Quick Fire Cases
Orla Mc Carthy, MD
Fellow
Northwestern University
Orla Mc Carthy, MD
Fellow
Northwestern University
This is a case of an 85 year old female smoker, with a past medical history of coronary artery disease status post coronary artery bypass grafting in 2013, hypertension, hyperlipidemia, aortic stenosis, carotid stenosis and obstructive sleep apnea. She was being medically managed for intermittently symptomatic heart failure, with chronic lower limb edema over the course of a decade. She had periodic echocardiograms to monitor her aortic stenosis.
Diagnostic Techniques and Their Most Important Findings:
On review of her electronic health record, a CMR had been performed in 2013 to evaluate for a left ventricular thrombus seen on echocardiogram. This demonstrated a 3.7 cm calcified thrombus in the left apex, with concentric left ventricular hypertrophy measuring up to 2.1 cm.

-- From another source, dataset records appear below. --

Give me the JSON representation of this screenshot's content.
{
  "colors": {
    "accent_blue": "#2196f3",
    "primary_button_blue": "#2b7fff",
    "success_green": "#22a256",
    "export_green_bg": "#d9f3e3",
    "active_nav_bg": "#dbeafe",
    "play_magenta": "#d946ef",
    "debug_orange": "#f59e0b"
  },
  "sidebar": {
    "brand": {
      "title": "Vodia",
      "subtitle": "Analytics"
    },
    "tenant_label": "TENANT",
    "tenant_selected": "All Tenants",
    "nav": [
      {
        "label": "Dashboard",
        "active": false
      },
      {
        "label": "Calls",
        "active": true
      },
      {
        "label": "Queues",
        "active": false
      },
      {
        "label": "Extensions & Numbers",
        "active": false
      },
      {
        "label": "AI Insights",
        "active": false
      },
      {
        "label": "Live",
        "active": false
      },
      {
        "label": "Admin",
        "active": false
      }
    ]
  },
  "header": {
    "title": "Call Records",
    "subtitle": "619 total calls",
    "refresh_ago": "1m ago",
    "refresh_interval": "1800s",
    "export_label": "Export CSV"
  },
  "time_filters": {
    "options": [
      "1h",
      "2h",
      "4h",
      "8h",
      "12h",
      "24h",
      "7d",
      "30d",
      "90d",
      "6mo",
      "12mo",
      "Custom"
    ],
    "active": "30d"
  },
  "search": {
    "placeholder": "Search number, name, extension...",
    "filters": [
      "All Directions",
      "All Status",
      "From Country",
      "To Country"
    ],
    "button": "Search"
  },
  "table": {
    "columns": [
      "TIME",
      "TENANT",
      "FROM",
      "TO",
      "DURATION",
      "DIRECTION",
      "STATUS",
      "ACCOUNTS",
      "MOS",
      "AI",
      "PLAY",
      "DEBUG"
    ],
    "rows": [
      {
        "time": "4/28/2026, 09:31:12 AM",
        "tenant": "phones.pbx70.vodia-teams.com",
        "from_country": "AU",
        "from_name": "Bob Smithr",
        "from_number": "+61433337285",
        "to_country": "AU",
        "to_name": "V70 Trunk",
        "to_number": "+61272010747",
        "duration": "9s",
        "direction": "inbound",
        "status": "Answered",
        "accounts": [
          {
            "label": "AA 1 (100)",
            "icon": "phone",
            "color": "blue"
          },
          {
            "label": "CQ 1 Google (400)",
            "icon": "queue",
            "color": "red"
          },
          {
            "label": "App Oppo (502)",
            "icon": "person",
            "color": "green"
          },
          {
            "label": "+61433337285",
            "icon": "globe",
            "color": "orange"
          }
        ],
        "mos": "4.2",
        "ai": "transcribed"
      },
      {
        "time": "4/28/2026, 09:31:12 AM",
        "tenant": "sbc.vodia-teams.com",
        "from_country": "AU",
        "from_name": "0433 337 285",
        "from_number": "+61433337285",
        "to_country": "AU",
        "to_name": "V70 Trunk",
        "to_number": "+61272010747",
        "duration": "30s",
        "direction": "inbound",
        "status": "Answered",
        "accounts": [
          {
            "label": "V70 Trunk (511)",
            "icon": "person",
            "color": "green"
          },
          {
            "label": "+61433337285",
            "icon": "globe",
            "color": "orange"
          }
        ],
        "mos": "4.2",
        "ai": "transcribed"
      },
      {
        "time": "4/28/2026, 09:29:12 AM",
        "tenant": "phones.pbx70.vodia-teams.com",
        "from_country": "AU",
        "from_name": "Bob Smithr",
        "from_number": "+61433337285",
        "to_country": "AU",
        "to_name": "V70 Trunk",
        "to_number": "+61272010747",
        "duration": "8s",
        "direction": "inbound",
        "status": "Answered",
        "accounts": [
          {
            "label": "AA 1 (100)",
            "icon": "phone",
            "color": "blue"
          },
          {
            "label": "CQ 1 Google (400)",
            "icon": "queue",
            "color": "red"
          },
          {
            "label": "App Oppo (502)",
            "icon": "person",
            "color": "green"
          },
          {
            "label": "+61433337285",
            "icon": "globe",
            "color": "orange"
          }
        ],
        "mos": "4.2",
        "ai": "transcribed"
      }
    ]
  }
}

An echocardiogram in 2024 identified a new aneurysmal apical cap with concern for apical thrombus along with a dilated ascending aorta necessitating performance of chest MRA and CMR. CMR identified concentric left ventricular (LV) hypertrophy measuring up to 1.7 cm, with global LV systolic dysfunction. The apical cap was aneurysmal. There was diffuse, patchy late gadolinium enhancement (LGE) predominantly observed in the anterior and lateral segments, and apical cap (Figure 1). This was new compared with CMR from 2013 (Figure 2), other than a small focus of apical LGE seen observed previously. There was elevation of native T1 values measuring 1203 msec, and ECV was elevated at 41%. Quantitative left ventricular function was calculated at 48%. The aortic valve was trileaflet, with severely reduced coaptation in diastole. Qualitatively, severe aortic stenosis was observed on phase contrast and flow sequences. The peak velocity calculated was 2.9 m/s. The mid ascending aorta was mildly dilated measuring 3.8 cm.

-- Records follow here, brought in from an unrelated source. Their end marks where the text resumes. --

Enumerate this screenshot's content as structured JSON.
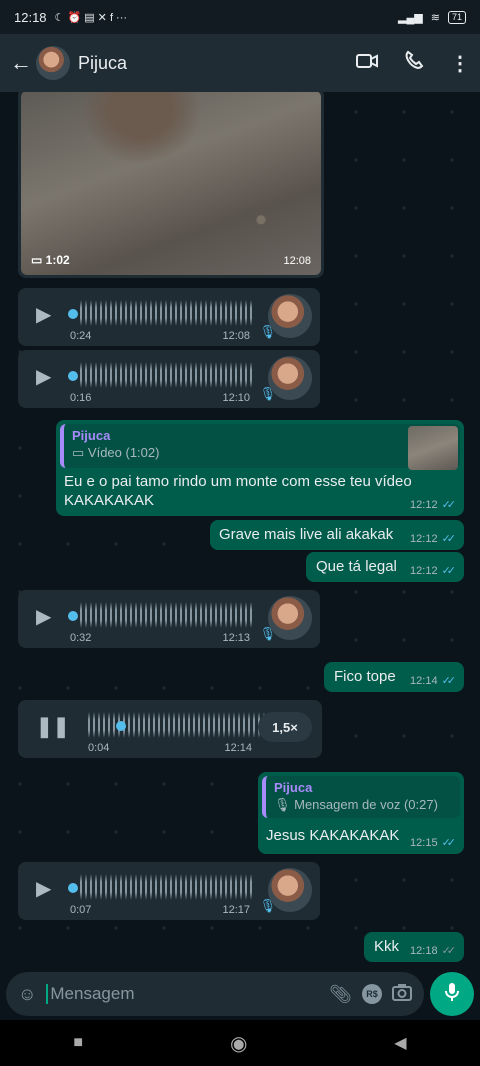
{
  "status_bar": {
    "time": "12:18",
    "icons_left": "☾ ⏰ ▤ ✕ f ···",
    "battery": "71"
  },
  "header": {
    "contact_name": "Pijuca",
    "back_icon": "arrow-left-icon",
    "video_icon": "video-camera-icon",
    "call_icon": "phone-icon",
    "menu_icon": "more-vertical-icon"
  },
  "messages": {
    "video": {
      "duration": "1:02",
      "time": "12:08"
    },
    "voice1": {
      "duration": "0:24",
      "time": "12:08"
    },
    "voice2": {
      "duration": "0:16",
      "time": "12:10"
    },
    "reply1": {
      "quoted_name": "Pijuca",
      "quoted_text": "Vídeo (1:02)",
      "text": "Eu e o pai tamo rindo um monte com esse teu vídeo KAKAKAKAK",
      "time": "12:12"
    },
    "out1": {
      "text": "Grave mais live ali akakak",
      "time": "12:12"
    },
    "out2": {
      "text": "Que tá legal",
      "time": "12:12"
    },
    "voice3": {
      "duration": "0:32",
      "time": "12:13"
    },
    "out3": {
      "text": "Fico tope",
      "time": "12:14"
    },
    "voice4": {
      "duration": "0:04",
      "time": "12:14",
      "speed": "1,5×"
    },
    "reply2": {
      "quoted_name": "Pijuca",
      "quoted_text": "Mensagem de voz (0:27)",
      "text": "Jesus KAKAKAKAK",
      "time": "12:15"
    },
    "voice5": {
      "duration": "0:07",
      "time": "12:17"
    },
    "out4": {
      "text": "Kkk",
      "time": "12:18"
    }
  },
  "input": {
    "placeholder": "Mensagem"
  },
  "colors": {
    "incoming": "#1f2c34",
    "outgoing": "#005c4b",
    "accent": "#00a884",
    "read_ticks": "#53bdeb"
  }
}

Learning Points from this Case:
Myocardial fibrosis associated with aortic stenosis is not well described in the literature. The principal learning point is that when extensive patchy mid-myocardial LGE is demonstrated on CMR, observed in the setting of left ventricular hypertrophy with associated elevation in native T1 values and ECV, a reflexive diagnosis of cardiac amyloidosis must be avoided. However, in the setting of valvular disease or hypertension, alternative diagnoses, such as fibrosis associated with aortic stenosis or hypertension, must be considered.
Cardiac amyloidosis typically affects myocardium with a basal to apical gradient. CMR was vital in confirming this diagnosis, in particular the MRI over a decade prior was instrumental in effectively excluding amyloidosis, by the presence of apical LGE.